Monday, March 4, 2013

Diagnostic: Double Consciousness

Diagnostic

Read the following passage, being sure to take notes and highlight the main points. Then organize  a short response to passage that reaches at least 300 words. In your response, explain one significant idea from the piece and define its significance. Support your explanation with at least two supporting claims (or reasons that you believe the idea is significant). You will have approximately one hour before I ask you to post your response to your blog. 


Note: This often-reproduced piece was written more than one hundred years ago; you may want to reflect on the author's point of view before you begin your response. In this case, you may detect ideas and language that reveal both 'modern' and 'antiquarian' perspectives on race and culture. Make of it what you will. Enjoy!

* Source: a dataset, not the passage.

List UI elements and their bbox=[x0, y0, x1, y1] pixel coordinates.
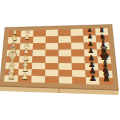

 After the Egyptian and Indian, the Greek and Roman, the Teuton and Mongolian, the Negro is a sort of seventh son, born with a veil, and gifted with second-sight in this American world,—a world which yields him no true self-consciousness, but only lets him see himself through the revelation of the other world. It is a peculiar sensation, this double-consciousness, this sense of always looking at one’s self through the eyes of others, of measuring one’s soul by the tape of a world that looks on in amused contempt and pity. One ever feels his two-ness,—an American, a Negro; two souls, two thoughts, two unreconciled strivings; two warring ideals in one dark body, whose dogged strength alone keeps it from being torn asunder.
  The history of the American Negro is the history of this strife,—this longing to attain self-conscious manhood, to merge his double self into a better and truer self. In this merging he wishes neither of the older selves to be lost. He would not Africanize America, for America has too much to teach the world and Africa. He would not bleach his Negro soul in a flood of white Americanism, for he knows that Negro blood has a message for the world. He simply wishes to make it possible for a man to be both a Negro and an American, without being cursed and spit upon by his fellows, without having the doors of Opportunity closed roughly in his face.